Dans un contexte où les indivisions issues de successions — plus de 630 000 chaque année — peuvent se prolonger durablement, en raison de désaccords ou d’inerties entre indivisaires, la loi du 7 avril 2026 apporte une réponse concrète aux situations d’indivision paralysées. Un indivisaire ne pourra désormais plus faire obstacle, à lui seul, à la cession d’un bien lorsque l’intérêt commun le justifie.
Sous le contrôle du juge, il sera en effet possible d’autoriser la vente d’un bien indivis en cas d’urgence, notamment afin de prévenir sa dégradation, d’assurer une gestion cohérente ou de préserver sa valeur patrimoniale. Par ailleurs, plusieurs ajustements visant à simplifier et accélérer les procédures de partage judiciaire sont prévus, en renforçant notamment les pouvoirs du juge dans le suivi des opérations.

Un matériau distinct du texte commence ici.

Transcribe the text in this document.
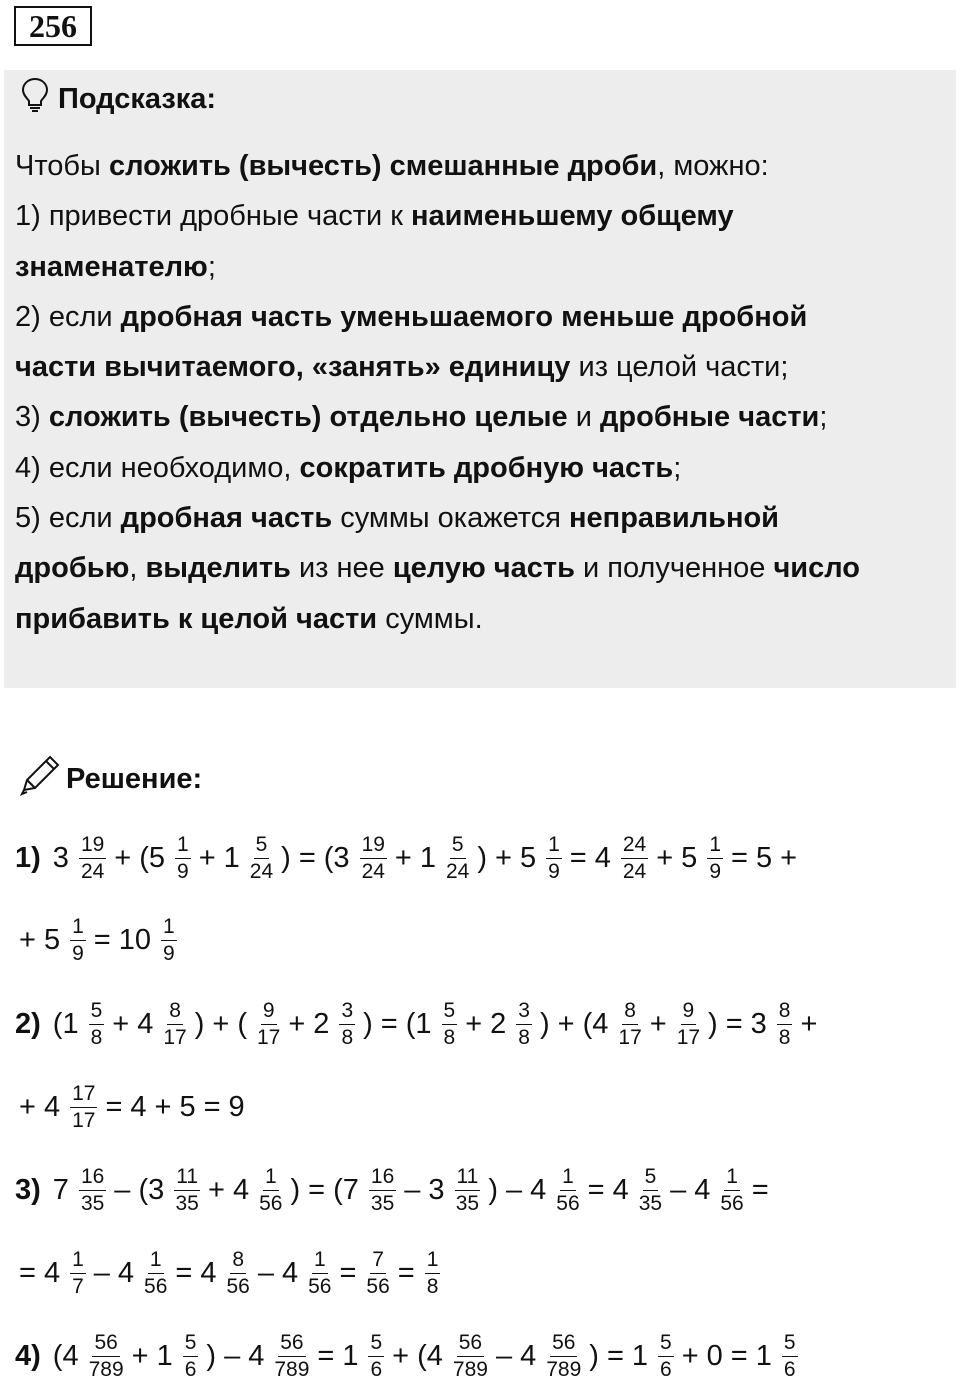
256
Подсказка:
Чтобы сложить (вычесть) смешанные дроби, можно:
1) привести дробные части к наименьшему общему
знаменателю;
2) если дробная часть уменьшаемого меньше дробной
части вычитаемого, «занять» единицу из целой части;
3) сложить (вычесть) отдельно целые и дробные части;
4) если необходимо, сократить дробную часть;
5) если дробная часть суммы окажется неправильной
дробью, выделить из нее целую часть и полученное число
прибавить к целой части суммы.
Решение:
1) $3 \frac{19}{24} + (5 \frac{1}{9} + 1 \frac{5}{24}$ ) = ($3 \frac{19}{24} + 1 \frac{5}{24}$ ) + $5 \frac{1}{9} = 4 \frac{24}{24} + 5 \frac{1}{9} = 5$ +
+ $5 \frac{1}{9} = 10 \frac{1}{9}$
2) ($1 \frac{5}{8} + 4 \frac{8}{17}$ ) + ( $\frac{9}{17} + 2 \frac{3}{8}$ ) = ($1 \frac{5}{8} + 2 \frac{3}{8}$ ) + ($4 \frac{8}{17} + \frac{9}{17}$ ) = $3 \frac{8}{8}$ +
+ $4 \frac{17}{17} = 4 + 5 = 9$
3) $7 \frac{16}{35} - (3 \frac{11}{35} + 4 \frac{1}{56}$ ) = ($7 \frac{16}{35} - 3 \frac{11}{35}$ ) – $4 \frac{1}{56} = 4 \frac{5}{35} - 4 \frac{1}{56}$ =
= $4 \frac{1}{7} - 4 \frac{1}{56} = 4 \frac{8}{56} - 4 \frac{1}{56} = \frac{7}{56} = \frac{1}{8}$
4) ($4 \frac{56}{789} + 1 \frac{5}{6}$ ) – $4 \frac{56}{789} = 1 \frac{5}{6} + (4 \frac{56}{789} - 4 \frac{56}{789}$ ) = $1 \frac{5}{6} + 0 = 1 \frac{5}{6}$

Ces évolutions traduisent une volonté de sécuriser les situations juridiques, de limiter la dégradation des biens et de favoriser la fluidité des transmissions patrimoniales.
Retrouvez l’éclairage d’Emilie Finot, sous la plume d’Annabelle Pando, dans l’article « Une nouvelle loi pour sortir des indivisions bloquées » paru dans Le Figaro – Le Particulier n° 1242 – Juin 2026 [accès abonnés]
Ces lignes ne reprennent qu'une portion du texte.